Here’s what we know: The IRS is basing payments on 2020 tax returns, and a lot could have changed since then, so opting out may be the best option if you believe you no longer qualify for the money. The advance payments aren’t a tax deduction but an actual cash credit, and they won’t count as income on your tax return. The good news is that you won’t be turning down the credit if you opt out, you’ll just be delaying when you get it. 

Parents can still opt out of payments for October through December (some parents are getting up to $300 per kid) but if you decide to reenroll after opting out, you won’t be able to until some time in September. And in order to make any changes, you’ll need to set up an ID.me account. There are a lot of changes from last year’s child tax credit that we’ll explain, including how to opt out by the next deadline, Oct. 4. And if you decide to keep the advance payments rolling, here are some ways to spend your child tax credit money. This story was updated recently. 

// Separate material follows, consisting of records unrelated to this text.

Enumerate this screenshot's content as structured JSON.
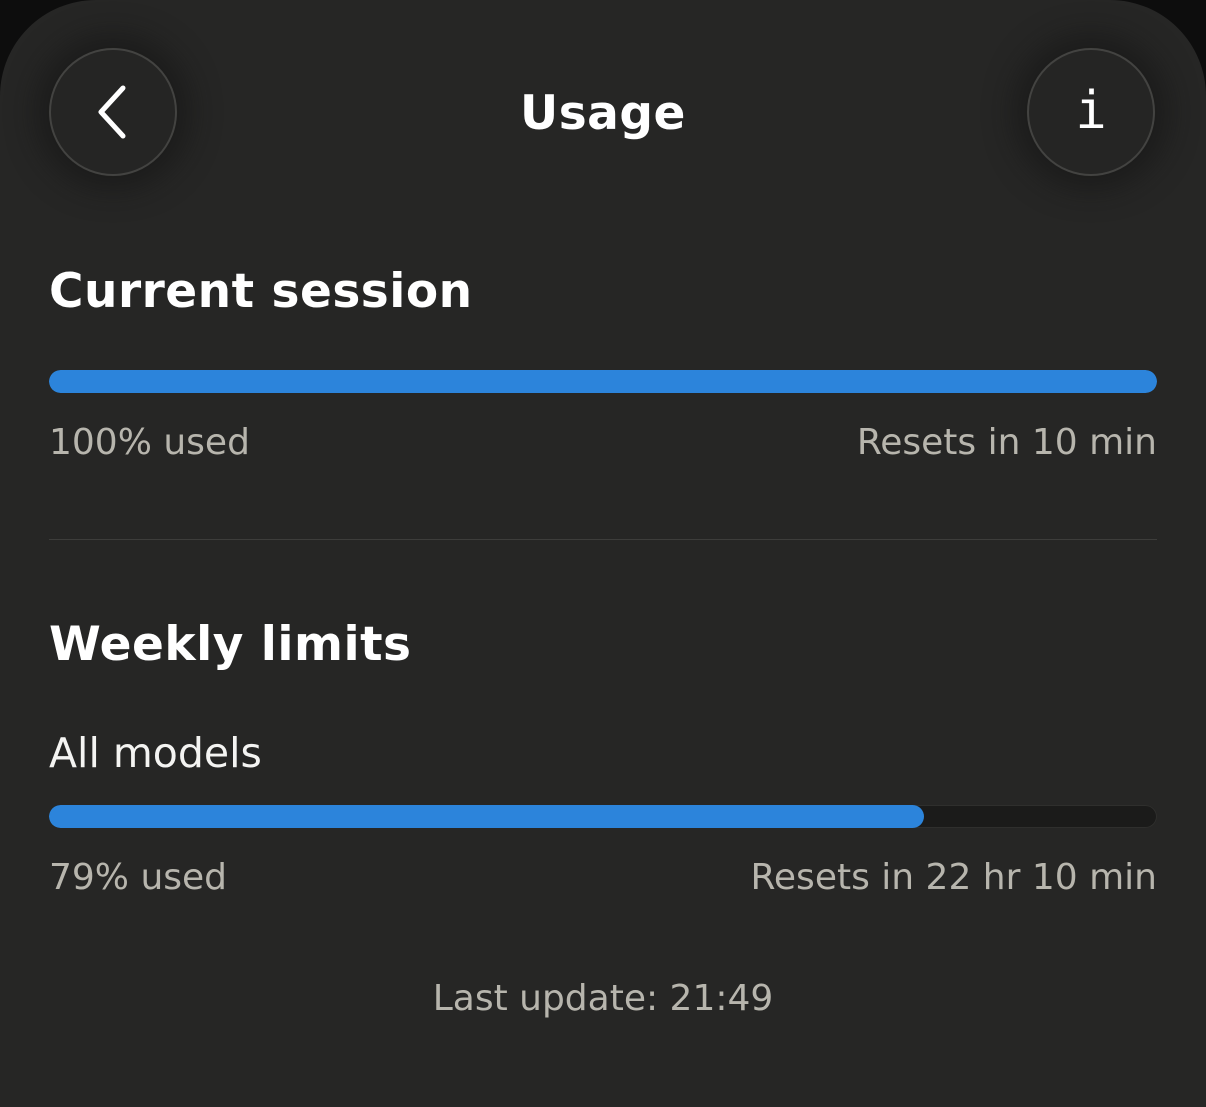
{
  "header": {
    "title": "Usage",
    "back_icon": "chevron-left-icon",
    "info_icon": "info-icon",
    "info_glyph": "i"
  },
  "current_session": {
    "title": "Current session",
    "progress": 1.0,
    "used_label": "100% used",
    "reset_label": "Resets in 10 min"
  },
  "weekly_limits": {
    "title": "Weekly limits",
    "all_models": {
      "label": "All models",
      "progress": 0.79,
      "used_label": "79% used",
      "reset_label": "Resets in 22 hr 10 min"
    }
  },
  "footer": {
    "last_update": "Last update: 21:49"
  },
  "colors": {
    "background": "#262625",
    "accent": "#2c84db",
    "muted_text": "#b7b5ad"
  }
}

3 reasons parents should opt out of advance monthly payments 

Here are some cases where unenrolling from the 2021 advance child tax credit program could be a good idea: 

  • You’d rather have one large payment next year instead of seven smaller payments spanning 2021 and 2022. This could be the case for families saving up for a big expense, those who’ve budgeted that money to pay off outstanding debt or are accustomed to getting a bigger refund at tax time. 
  • You know your household’s circumstances or tax situation will change (or they’ve already changed) this year and don’t want to deal with having to update your information in the IRS portal. This could be the case for divorced parents who alternate custody of a child. 
  • You’re concerned the IRS might send you an overpayment based on old tax information from 2020 or 2019, and you don’t want to worry about paying any of that money back next year. That could be the case if your household income goes up because you’ve returned to work or got a new job. It could also be the case if a dependent you claimed previously is aging out of an age bracket before the end of 2021.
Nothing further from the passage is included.